It is a momentous time of year for students across the county. For some, it means a long-yearned-for summer vacation. For those graduating from an educational institution, there is likely hope for the future mixed with uncertainty.

Many high school graduates will endure the seemingly endless wait for acceptance letters from their chosen universities. For those graduating from our local institutions of higher learning, the future holds cover letters, resumes, interviews and, ultimately, waiting.

Being pushed out into the world amid continuing economic uncertainty can be a frightening prospect. And that cannot be sugarcoated, as recent college graduate unemployment remains consistently higher than average, according the Bureau of Labor Statistics. Perhaps more concerning is that college graduates are filling the ranks of the underemployed in high numbers.

A 2013 report from the Center for College Affordability and Productivity found that, “about 48 percent of employed U.S. college graduates are in jobs that the Bureau of Labor Statistics suggests require less than a four-year college education.”

Further, the report notes, “about 5 million college graduates are in jobs the BLS says require less than a high-school education.”

Those doom-and-gloom statistics are not meant to depress those who have, or are about to, turn the tassels on their mortarboards from the right to left, but to present the reality of their situation. It’s still tough out there.

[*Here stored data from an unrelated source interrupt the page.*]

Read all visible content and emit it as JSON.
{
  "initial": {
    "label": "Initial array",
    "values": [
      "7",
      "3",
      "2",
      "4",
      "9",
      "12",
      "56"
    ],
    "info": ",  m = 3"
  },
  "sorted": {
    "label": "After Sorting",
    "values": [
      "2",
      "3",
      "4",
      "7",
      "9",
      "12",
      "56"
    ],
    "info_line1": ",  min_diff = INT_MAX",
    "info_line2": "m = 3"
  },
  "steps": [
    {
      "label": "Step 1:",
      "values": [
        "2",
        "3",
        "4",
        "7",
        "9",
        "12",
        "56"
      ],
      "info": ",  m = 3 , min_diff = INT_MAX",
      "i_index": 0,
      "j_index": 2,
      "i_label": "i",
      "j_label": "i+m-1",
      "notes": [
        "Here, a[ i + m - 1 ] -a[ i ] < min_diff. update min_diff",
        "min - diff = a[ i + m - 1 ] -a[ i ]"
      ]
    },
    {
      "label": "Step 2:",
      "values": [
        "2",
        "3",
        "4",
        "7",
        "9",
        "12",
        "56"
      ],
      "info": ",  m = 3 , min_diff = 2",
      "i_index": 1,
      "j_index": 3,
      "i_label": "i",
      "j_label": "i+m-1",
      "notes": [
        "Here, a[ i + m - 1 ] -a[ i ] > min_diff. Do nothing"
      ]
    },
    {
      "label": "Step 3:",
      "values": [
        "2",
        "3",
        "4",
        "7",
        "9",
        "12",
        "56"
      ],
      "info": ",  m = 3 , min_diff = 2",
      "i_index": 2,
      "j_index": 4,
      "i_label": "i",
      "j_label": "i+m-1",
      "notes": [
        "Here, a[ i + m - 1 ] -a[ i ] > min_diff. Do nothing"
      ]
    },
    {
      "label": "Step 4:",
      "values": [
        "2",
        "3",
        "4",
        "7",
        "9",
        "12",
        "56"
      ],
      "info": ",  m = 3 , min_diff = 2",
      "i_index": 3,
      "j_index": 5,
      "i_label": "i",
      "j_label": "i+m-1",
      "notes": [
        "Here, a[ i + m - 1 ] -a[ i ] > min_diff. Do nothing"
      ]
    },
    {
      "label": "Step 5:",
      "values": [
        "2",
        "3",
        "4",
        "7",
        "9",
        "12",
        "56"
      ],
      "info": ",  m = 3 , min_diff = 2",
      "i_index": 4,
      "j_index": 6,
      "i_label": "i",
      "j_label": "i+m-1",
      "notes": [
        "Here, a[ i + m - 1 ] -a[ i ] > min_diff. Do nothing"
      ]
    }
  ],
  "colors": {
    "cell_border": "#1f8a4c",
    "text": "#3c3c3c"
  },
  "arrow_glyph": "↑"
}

However, this is not the first graduating class to face a troubled economy still on the mend. It is a fate that has befallen many a graduating class before and it will be faced by graduating classes to come.

Those who previously crossed from a blissful college experience to a new economic reality did so with the same fears and anxieties. And a great many of those graduates climbed out of the economic doldrums and achieved great success, joining the ranks of a productive, upwardly mobile citizenry. Likely some of the graduates of today are cut from that same cloth.

It will require perseverance, positivity and a willingness to roll with the punches, but undoubtedly the graduates of 2014 will achieve their potential — just as the others have before them.

To all those graduating — the best of luck. It may not be the best of times, but it will ultimately be what you choose to make of it.